Geovane Magalhães, do CPqD.
Por causa da expansão recente da magnitude da missão do CPqD, a desvalorização do real provou ser uma faca de dois gumes. "Por um lado, nossos contratos em dólares ficaram mais pesados-não podemos repassar este aumento para os clientes", diz Magalhães. "Por outro lado, nossos serviços ficaram bem mais baratos que aqueles oferecidos por empresas estrangeiras".

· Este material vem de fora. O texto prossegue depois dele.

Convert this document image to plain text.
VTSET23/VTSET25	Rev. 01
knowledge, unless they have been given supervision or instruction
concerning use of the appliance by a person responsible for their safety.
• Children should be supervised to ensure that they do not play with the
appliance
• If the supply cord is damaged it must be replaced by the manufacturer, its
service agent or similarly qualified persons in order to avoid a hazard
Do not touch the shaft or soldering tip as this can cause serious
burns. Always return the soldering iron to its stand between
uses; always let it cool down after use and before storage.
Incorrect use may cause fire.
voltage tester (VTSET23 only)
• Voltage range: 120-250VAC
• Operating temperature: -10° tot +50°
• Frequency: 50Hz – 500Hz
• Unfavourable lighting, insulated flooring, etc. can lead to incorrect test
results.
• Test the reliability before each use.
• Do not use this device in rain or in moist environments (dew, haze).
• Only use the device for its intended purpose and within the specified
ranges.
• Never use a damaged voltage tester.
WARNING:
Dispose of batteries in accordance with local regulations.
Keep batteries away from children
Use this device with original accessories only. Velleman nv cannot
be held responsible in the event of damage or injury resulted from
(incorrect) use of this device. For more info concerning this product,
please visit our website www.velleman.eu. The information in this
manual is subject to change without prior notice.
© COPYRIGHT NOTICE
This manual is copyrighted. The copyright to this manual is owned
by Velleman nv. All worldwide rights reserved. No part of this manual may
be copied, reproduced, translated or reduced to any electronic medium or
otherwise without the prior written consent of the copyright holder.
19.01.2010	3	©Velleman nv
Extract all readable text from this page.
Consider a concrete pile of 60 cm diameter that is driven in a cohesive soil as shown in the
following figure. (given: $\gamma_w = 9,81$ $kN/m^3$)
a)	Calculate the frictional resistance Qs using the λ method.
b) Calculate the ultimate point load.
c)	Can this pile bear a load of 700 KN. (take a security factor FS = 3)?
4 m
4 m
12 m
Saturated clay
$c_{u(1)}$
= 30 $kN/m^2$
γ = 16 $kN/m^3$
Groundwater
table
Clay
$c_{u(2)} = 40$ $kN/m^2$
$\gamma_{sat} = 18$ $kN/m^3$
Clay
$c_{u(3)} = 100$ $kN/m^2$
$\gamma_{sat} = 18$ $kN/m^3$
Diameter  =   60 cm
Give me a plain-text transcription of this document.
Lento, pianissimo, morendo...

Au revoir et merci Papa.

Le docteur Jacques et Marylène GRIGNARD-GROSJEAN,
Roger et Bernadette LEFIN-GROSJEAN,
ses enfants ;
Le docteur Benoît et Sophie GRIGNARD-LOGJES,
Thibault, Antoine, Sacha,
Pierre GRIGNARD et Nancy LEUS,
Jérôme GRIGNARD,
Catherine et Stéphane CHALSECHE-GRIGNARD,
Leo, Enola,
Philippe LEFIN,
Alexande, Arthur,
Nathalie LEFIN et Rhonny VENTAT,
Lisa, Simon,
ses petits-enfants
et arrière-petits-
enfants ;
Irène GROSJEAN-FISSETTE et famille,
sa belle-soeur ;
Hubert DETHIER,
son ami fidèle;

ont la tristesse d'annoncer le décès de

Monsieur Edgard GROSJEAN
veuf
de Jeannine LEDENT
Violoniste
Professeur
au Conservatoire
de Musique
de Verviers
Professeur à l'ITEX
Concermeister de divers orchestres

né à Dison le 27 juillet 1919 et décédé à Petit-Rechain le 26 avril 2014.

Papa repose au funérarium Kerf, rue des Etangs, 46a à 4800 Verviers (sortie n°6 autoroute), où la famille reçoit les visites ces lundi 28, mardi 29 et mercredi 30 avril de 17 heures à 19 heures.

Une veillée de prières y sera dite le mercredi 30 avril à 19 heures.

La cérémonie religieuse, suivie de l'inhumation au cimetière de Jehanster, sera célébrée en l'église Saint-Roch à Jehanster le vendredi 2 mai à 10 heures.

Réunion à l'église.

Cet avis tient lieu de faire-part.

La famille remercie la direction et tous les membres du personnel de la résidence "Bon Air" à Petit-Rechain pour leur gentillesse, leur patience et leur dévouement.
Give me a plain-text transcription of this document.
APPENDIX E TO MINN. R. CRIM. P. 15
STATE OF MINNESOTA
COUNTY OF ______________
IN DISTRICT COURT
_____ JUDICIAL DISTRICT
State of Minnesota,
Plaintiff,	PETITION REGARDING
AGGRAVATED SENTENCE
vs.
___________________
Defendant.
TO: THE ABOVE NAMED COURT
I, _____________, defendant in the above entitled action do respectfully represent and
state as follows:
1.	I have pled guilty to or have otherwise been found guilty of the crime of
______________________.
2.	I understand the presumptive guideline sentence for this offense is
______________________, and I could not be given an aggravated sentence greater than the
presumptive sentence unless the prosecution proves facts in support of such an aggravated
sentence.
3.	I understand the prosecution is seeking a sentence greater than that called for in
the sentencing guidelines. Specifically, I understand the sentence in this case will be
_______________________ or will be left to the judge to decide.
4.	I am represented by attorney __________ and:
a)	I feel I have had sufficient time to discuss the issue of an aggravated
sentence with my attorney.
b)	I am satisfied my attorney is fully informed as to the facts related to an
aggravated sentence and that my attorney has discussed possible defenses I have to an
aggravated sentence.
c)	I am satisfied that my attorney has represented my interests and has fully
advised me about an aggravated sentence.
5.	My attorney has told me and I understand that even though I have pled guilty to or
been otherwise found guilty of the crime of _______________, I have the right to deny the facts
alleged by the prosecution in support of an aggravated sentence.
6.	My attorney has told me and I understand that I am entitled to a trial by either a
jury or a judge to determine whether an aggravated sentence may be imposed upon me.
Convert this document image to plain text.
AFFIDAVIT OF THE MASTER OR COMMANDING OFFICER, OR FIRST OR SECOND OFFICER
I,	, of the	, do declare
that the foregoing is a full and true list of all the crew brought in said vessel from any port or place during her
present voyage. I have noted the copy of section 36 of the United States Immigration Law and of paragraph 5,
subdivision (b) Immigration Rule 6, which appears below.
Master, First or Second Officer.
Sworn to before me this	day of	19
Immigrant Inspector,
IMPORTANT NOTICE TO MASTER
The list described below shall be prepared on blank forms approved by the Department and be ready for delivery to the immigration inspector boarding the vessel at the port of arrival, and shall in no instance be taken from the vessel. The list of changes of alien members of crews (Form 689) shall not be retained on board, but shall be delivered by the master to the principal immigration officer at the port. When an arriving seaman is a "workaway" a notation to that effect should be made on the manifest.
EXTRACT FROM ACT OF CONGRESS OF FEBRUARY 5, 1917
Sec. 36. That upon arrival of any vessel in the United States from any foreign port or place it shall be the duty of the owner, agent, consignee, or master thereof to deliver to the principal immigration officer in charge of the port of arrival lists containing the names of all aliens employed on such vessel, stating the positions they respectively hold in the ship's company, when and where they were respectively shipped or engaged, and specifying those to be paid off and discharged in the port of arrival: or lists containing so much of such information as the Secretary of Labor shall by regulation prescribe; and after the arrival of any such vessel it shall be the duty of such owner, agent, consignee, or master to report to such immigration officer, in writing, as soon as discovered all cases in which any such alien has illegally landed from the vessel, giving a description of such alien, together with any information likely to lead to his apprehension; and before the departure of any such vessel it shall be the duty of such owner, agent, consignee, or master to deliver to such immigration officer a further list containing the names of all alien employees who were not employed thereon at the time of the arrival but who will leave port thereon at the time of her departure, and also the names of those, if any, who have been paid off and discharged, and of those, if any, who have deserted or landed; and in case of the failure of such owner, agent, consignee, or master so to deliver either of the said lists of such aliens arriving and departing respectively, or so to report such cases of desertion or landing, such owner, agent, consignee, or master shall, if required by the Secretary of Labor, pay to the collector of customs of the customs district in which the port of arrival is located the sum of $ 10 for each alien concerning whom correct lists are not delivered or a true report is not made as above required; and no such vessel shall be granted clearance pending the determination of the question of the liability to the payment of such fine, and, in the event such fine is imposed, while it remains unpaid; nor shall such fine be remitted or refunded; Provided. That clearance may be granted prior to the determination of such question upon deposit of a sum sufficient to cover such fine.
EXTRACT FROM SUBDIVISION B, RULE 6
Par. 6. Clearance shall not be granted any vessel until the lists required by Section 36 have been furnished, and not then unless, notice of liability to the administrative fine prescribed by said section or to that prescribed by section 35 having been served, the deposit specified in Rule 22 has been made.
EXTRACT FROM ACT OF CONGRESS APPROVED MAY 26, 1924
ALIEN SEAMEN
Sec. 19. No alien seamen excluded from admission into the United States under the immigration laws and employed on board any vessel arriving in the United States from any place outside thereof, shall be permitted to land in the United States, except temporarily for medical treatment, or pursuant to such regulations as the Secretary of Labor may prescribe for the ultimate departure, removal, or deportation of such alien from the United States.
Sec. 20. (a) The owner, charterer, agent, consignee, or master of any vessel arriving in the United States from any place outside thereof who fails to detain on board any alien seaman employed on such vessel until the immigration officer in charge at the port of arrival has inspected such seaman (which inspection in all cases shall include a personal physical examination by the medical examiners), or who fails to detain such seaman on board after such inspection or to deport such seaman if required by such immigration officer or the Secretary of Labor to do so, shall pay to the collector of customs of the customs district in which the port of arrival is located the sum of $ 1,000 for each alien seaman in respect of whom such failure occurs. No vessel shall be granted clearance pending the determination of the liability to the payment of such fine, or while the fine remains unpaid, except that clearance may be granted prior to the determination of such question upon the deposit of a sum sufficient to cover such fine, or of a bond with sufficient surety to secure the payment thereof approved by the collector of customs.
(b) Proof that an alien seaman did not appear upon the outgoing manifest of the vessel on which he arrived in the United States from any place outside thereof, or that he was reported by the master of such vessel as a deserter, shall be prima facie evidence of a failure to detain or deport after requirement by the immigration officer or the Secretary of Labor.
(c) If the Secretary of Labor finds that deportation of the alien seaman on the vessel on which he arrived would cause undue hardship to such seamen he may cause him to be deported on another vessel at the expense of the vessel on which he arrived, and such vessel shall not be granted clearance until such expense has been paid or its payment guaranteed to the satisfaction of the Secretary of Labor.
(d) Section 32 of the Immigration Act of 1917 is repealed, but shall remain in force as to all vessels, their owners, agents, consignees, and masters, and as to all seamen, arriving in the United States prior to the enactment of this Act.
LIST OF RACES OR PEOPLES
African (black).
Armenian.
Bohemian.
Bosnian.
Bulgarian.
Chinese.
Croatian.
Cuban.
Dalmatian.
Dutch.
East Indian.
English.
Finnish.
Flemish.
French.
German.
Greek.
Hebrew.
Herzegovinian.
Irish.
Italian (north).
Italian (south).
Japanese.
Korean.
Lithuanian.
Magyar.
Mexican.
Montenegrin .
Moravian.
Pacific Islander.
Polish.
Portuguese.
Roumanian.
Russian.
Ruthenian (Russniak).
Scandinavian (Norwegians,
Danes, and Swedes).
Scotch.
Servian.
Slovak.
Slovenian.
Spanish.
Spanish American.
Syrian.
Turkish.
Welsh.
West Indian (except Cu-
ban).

O que o futuro nos traz? Hoje, a mesma base de dados do SAGRE pode ser acessada tanto via clientes PC, nos Módulos de Operação e Visualização da Rede, como via clientes UNIX para a parte de engenharia. "É de alta prioridade colocar toda funcionalidade de engenharia no modo nativo de PC", diz Magalhães. "A integração do AutoCAD com a VISION* está agora em fase de protótipo junto ao SAGRE", comenta Smale. Soluções integradas que funcionam pela companhia como um todo estão também sendo desenvolvidas. E o CPqD participa ativamente dos fóruns de padronização e é utilizado pela ANATEL (Agência Nacional de Telecomunicações).
Por último, aposta-se que a maioria, se não todas as companhias em operação, irão acabar optando pelo uso do SAGRE. É provável que a legendária homogeneidade e os excelentes geodados por trás das companhias de telecomunicações no Brasil continuem a manter o Brasil à frente da telefonia na América Latina.